Grünen-Chef Werner Kogler
ORF.at/Christian Öser
Werner Kogler

Urgestein als Vizekanzler

Vom grünen Urgestein zum Vizekanzler: Dass die Grünen, die vor einigen Monaten nicht einmal im Parlament saßen, nun sogar auf der Regierungsbank sitzen, haben sie vor allem einem zu verdanken: Werner Kogler. Als sich 2017 nach dem Abflug der Grünen aus dem Nationalrat alle wegduckten, blieb er über, verzichtete temporär auf ein Gehalt und bemühte sich um den Wiederaufbau der Partei.

Beflügelt von der Klimadebatte, fuhr er im September einen Wahlerfolg ein, zuvor hatte er aber die strukturkonservativen Grünen durchlüftet und im Frühling nicht nur sich, sondern mit der Köchin Sarah Wiener einen waschechten Promi ins Rennen um die EU-Mandate geschickt.

Der in dem Ausmaß überraschende Erfolg brachte die Grünen wieder in die Bahn. Kogler saß so fest im Sattel, dass er es sich leisten konnte, für die Nationalratswahl Quereinsteiger um Quereinsteiger auf wählbare Listenplätze hieven zu lassen. Selbst eine Parteiwechslerin wie Alma Zadic wurde von der Basis ohne Murren durchgewinkt.

Makelloser Wahlkampf

Ohne Heinz-Christian Straches verhängnisvolle „Ibiza-Affäre“ hätte man noch drei Jahre auf der Oppositionsbank Platz nehmen müssen, Kogler hätte wie angekündigt auch an der Spitze der Partei eine Verjüngung durchgezogen, und vielleicht hätten 2022 schon ganz andere Themen Konjunktur gehabt, die den Grünen weniger in die Karten gespielt hätten.

Es kam jedoch bekanntlich anders, Kogler setzte seine grüne Brille auf und ging gleich wieder als Frontmann ins Rennen. Koglers Wahlkampf war annähernd fehlerlos, weder die linken noch die bürgerlichen Wähler wurden mit der Konzentration auf Öko- und Kontrollthemen verschreckt. Selbst scharfe Kritik an der ÖVP und ihren Obmann Sebastian Kurz im Wahlkampf konnte nicht verhindern, dass die beiden Parteien nun eine Koalition eingehen.

Keine leichte Aufgabe

Mittlerweile kann man ganz gut miteinander, gefallen lässt sich Kogler deswegen aber nichts, der Wunsch nach einem Weihnachtspaket prallte an ihm ab, möglichst klar ausformuliert wollte der Bundessprecher das Koalitionsprogramm, schließlich saß der studierte Volkswirt 18 Jahre vor allem als U-Ausschuss- und Budgetexperte im Nationalrat und kennt die ÖVP.
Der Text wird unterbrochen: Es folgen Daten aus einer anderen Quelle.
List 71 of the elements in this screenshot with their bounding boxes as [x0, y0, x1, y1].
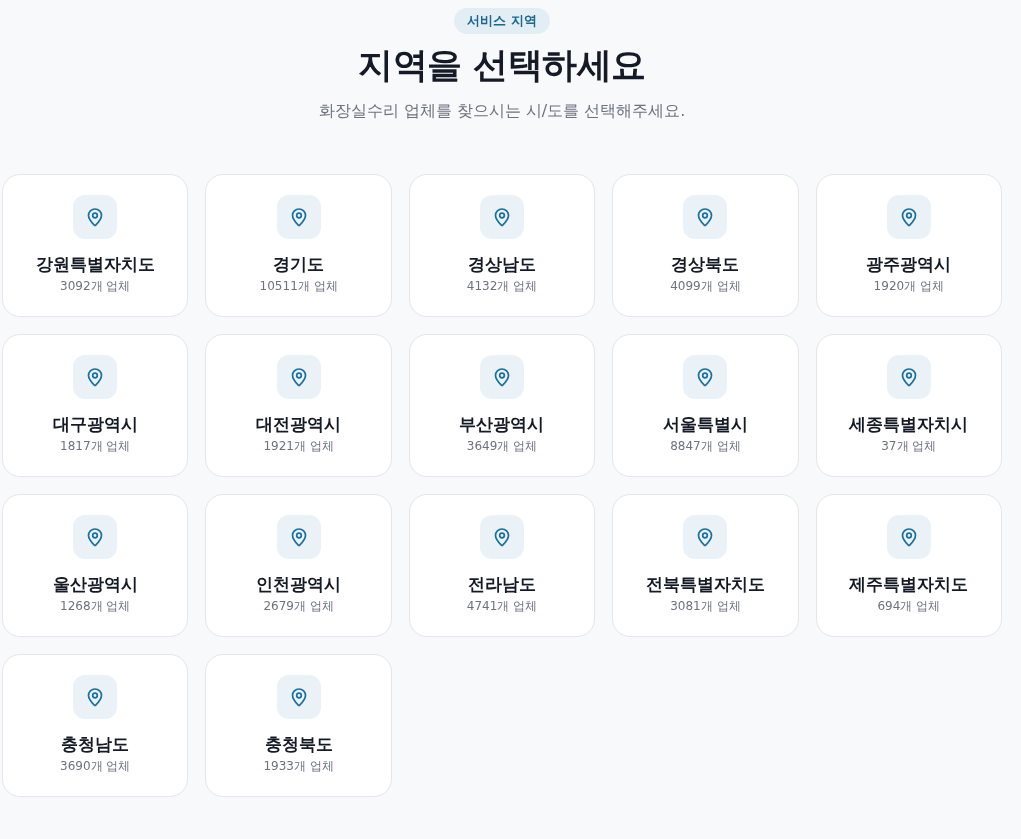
- location-pin-icon: [683, 515, 728, 559]
- region-name: 경상북도: [671, 253, 740, 275]
- region-name: 제주특별자치도: [849, 573, 969, 595]
- region-card[interactable]: 서울특별시 8847개 업체: [612, 334, 799, 477]
- region-name: 서울특별시: [662, 413, 748, 435]
- region-card[interactable]: 경상남도 4132개 업체: [408, 174, 596, 317]
- location-pin-icon: [683, 355, 728, 399]
- region-card[interactable]: 대구광역시 1817개 업체: [2, 334, 189, 477]
- business-count: 3081개 업체: [670, 598, 741, 614]
- region-card[interactable]: 부산광역시 3649개 업체: [408, 334, 596, 477]
- region-name: 경상남도: [468, 253, 536, 275]
- location-pin-icon: [73, 515, 118, 559]
- business-count: 37개 업체: [881, 438, 937, 454]
- location-pin-icon: [73, 355, 118, 399]
- location-pin-icon: [480, 515, 524, 559]
- location-pin-icon: [886, 515, 931, 559]
- location-pin-icon: [276, 515, 321, 559]
- location-pin-icon: [276, 675, 321, 719]
- business-count: 4132개 업체: [466, 278, 538, 294]
- region-name: 전라남도: [468, 573, 536, 595]
- business-count: 4099개 업체: [670, 278, 741, 294]
- business-count: 2679개 업체: [263, 598, 334, 614]
- region-name: 경기도: [273, 253, 325, 275]
- business-count: 1817개 업체: [60, 438, 131, 454]
- region-card[interactable]: 경기도 10511개 업체: [205, 174, 392, 317]
- region-card[interactable]: 강원특별자치도 3092개 업체: [2, 174, 189, 317]
- region-name: 세종특별자치시: [849, 413, 969, 435]
- business-count: 1933개 업체: [263, 758, 334, 774]
- region-card[interactable]: 충청남도 3690개 업체: [2, 654, 189, 797]
- region-card[interactable]: 인천광역시 2679개 업체: [205, 494, 392, 637]
- region-card[interactable]: 충청북도 1933개 업체: [205, 654, 392, 797]
- region-name: 대전광역시: [256, 413, 342, 435]
- region-name: 광주광역시: [866, 253, 952, 275]
- business-count: 8847개 업체: [670, 438, 741, 454]
- region-name: 인천광역시: [256, 573, 342, 595]
- location-pin-icon: [276, 355, 321, 399]
- region-card[interactable]: 전라남도 4741개 업체: [408, 494, 596, 637]
- region-name: 충청남도: [61, 733, 130, 755]
- business-count: 3649개 업체: [466, 438, 538, 454]
- region-card[interactable]: 대전광역시 1921개 업체: [205, 334, 392, 477]
- location-pin-icon: [480, 195, 524, 239]
- region-name: 울산광역시: [52, 573, 138, 595]
- business-count: 10511개 업체: [259, 278, 338, 294]
- location-pin-icon: [886, 195, 931, 239]
- business-count: 1920개 업체: [873, 278, 944, 294]
- location-pin-icon: [73, 195, 118, 239]
- region-card[interactable]: 경상북도 4099개 업체: [612, 174, 799, 317]
- section-badge: 서비스 지역: [454, 8, 550, 34]
- location-pin-icon: [276, 195, 321, 239]
- region-name: 충청북도: [264, 733, 333, 755]
- location-pin-icon: [480, 355, 524, 399]
- location-pin-icon: [73, 675, 118, 719]
- business-count: 694개 업체: [877, 598, 941, 614]
- business-count: 3690개 업체: [60, 758, 131, 774]
- business-count: 4741개 업체: [466, 598, 538, 614]
- page-title: 지역을 선택하세요: [358, 44, 646, 87]
- region-card[interactable]: 세종특별자치시 37개 업체: [815, 334, 1002, 477]
- region-name: 대구광역시: [52, 413, 138, 435]
- location-pin-icon: [683, 195, 728, 239]
- business-count: 1268개 업체: [60, 598, 131, 614]
- region-card[interactable]: 울산광역시 1268개 업체: [2, 494, 189, 637]
- region-name: 부산광역시: [459, 413, 545, 435]
- region-card[interactable]: 광주광역시 1920개 업체: [815, 174, 1002, 317]
- business-count: 1921개 업체: [263, 438, 334, 454]
- region-card[interactable]: 제주특별자치도 694개 업체: [815, 494, 1002, 637]
- region-card[interactable]: 전북특별자치도 3081개 업체: [612, 494, 799, 637]
- location-pin-icon: [886, 355, 931, 399]
- business-count: 3092개 업체: [60, 278, 131, 294]
- region-name: 강원특별자치도: [35, 253, 155, 275]
- page-subtitle: 화장실수리 업체를 찾으시는 시/도를 선택해주세요.: [318, 100, 686, 122]
- region-name: 전북특별자치도: [645, 573, 765, 595]
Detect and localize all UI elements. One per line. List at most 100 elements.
Koglers Meisterprüfung wird in den kommenden Monaten und Jahren darin bestehen, einen Interessenausgleich zwischen eigener Basis und Koalitionspartner zu schaffen. Schon in seinen ersten Worten nach der Einigung in der Regierung deutete Kogler seinen Kurs an: Man müsse nicht alles am Regierungspartner gut finden, es gehe um einen pragmatischen Dialog – der auch Vorbild für die Gesellschaft sein solle.

Inhaltlich wird Kogler als Minister für Sport, öffentlichen Dienst und Kunst und Kultur zuständig sein. Für letzteren Bereich erhält er seine Parteifreundin Ulrike Lunacek als Staatssekretärin beigestellt. Damit verantwortet Kogler somit ziemlich genau jenen Ressortbereich, den unter ÖVP-FPÖ der damalige FPÖ-Chef Strache übernommen hatte.